Nicht zuletzt zeigen die Verbote auch die anfängliche Hilflosigkeit nach dem Krieg: Man hatte keine Ahnung, wie man dem Grauen begegnen sollte, also verbot man lieber erstmal ordentlich einiges, um sich damit nicht mehr beschäftigen zu müssen.
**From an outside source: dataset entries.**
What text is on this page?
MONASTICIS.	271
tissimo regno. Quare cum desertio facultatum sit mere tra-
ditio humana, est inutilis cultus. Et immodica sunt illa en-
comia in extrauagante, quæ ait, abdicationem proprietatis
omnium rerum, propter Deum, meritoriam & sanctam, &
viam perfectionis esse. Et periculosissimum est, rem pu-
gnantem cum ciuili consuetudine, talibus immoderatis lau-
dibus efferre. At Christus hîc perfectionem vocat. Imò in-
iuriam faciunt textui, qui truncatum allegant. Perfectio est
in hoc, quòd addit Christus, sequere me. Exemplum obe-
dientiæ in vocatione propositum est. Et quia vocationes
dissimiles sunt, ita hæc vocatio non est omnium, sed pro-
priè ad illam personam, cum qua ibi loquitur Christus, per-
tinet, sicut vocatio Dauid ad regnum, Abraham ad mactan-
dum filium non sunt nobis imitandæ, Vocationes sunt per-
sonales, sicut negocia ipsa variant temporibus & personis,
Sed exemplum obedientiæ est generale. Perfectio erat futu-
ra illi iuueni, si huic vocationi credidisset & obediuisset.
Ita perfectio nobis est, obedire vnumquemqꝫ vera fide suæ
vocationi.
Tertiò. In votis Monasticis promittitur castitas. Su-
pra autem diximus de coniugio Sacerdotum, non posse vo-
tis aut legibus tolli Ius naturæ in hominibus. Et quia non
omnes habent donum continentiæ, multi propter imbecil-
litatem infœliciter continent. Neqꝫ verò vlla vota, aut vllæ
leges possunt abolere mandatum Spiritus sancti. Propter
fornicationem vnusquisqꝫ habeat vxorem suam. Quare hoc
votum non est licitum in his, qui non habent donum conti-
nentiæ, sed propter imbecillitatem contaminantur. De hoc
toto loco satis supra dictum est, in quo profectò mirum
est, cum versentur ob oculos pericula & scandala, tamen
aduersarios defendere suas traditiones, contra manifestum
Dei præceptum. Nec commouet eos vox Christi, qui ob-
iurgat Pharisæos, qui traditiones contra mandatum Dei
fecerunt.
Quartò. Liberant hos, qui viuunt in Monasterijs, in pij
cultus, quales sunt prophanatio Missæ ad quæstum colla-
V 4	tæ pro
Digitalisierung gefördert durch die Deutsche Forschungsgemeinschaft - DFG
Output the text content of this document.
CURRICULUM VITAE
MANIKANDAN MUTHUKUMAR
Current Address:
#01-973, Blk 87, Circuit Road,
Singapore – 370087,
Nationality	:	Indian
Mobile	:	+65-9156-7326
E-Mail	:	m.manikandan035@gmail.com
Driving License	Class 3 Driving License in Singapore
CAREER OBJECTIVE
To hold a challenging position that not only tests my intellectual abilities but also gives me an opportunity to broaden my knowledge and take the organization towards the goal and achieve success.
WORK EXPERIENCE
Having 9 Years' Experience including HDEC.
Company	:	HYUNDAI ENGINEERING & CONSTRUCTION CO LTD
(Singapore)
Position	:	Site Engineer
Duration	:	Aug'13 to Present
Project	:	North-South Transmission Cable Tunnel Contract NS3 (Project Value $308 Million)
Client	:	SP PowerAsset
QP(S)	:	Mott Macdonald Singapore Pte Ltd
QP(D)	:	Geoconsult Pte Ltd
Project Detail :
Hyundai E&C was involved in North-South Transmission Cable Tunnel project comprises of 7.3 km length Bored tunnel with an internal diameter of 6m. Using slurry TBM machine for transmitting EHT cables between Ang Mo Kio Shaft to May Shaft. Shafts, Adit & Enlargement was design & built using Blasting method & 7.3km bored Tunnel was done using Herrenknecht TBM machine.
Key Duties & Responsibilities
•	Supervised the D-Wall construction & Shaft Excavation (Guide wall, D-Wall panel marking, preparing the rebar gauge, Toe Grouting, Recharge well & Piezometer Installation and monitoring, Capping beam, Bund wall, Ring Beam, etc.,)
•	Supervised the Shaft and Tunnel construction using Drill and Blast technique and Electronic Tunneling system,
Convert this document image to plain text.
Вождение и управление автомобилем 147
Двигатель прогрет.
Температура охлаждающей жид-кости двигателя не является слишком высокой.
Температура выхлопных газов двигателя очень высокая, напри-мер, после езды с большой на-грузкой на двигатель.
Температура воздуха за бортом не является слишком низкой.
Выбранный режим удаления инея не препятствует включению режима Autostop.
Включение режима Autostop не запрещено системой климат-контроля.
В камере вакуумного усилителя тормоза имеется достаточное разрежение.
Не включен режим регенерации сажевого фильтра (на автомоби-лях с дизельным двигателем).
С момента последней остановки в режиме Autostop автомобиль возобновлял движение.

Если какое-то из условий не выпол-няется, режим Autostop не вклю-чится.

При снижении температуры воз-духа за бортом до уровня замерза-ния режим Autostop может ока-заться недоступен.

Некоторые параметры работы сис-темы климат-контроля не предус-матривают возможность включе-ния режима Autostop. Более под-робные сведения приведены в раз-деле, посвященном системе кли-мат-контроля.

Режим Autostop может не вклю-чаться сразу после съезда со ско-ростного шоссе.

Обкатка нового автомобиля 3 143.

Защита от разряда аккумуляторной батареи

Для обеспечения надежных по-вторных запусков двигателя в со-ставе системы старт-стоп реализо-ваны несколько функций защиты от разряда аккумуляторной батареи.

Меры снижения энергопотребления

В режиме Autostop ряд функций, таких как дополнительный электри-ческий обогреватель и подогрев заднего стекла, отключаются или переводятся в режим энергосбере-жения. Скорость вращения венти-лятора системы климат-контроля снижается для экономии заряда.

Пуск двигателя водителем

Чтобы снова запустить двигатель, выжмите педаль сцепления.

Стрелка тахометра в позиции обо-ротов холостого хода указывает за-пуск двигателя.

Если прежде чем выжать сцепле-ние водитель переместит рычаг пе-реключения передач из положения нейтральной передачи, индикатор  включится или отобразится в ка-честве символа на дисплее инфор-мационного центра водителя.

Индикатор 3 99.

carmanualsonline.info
Weil man sich damit nicht beschäftigen wollte.

olli:
ohne frage macht ein verbot einen zusätzlichen anreiz aus. gott weiß, wieviele fans che hätte, wenn die verehrung seiner person verboten worden wäre *schauder*. ich persönlich fände es aber alles andere als wünschenswert, wenn die verehrung und glorifizierung der ns-zeit erlaubt würde.

"mein kampf" ist übrigens für den schulunterricht freigegeben. effektvoller fände ich es aber, schülern "the great dictator" von und mit chaplin zu zeigen. der film, zusammen mit tiefgründiger analyse der person hitlers, nimmt dem hitler-kult ordentlich den wind aus den segeln.



--- Zitat von: "Der Uhu" ---
Entscheidender ist sicherlich der Tod einer Person, um ihn zur Kultfigur zu machen (Elvis, Che Guevara, Kennedy, Van Gogh).

--- Ende Zitat ---

quatsch mit sosse. der tod ist entscheidend?? kennedy und elvis waren zu lebzeiten schon kultfiguren. che ist eine gehypte modeerscheinung. van gogh konnte gut malen. irgendwann stirbt jeder. *dough*



--- Zitat von: "messie" ---
Nicht zuletzt zeigen die Verbote auch die anfängliche Hilflosigkeit nach dem Krieg: Man hatte keine Ahnung, wie man dem Grauen begegnen sollte, also verbot man lieber erstmal ordentlich einiges, um sich damit nicht mehr beschäftigen zu müssen. Weil man sich damit nicht beschäftigen wollte.
--- Ende Zitat ---

quatsch mit sosse, das haben die siegermächte verboten, so einfach ist das.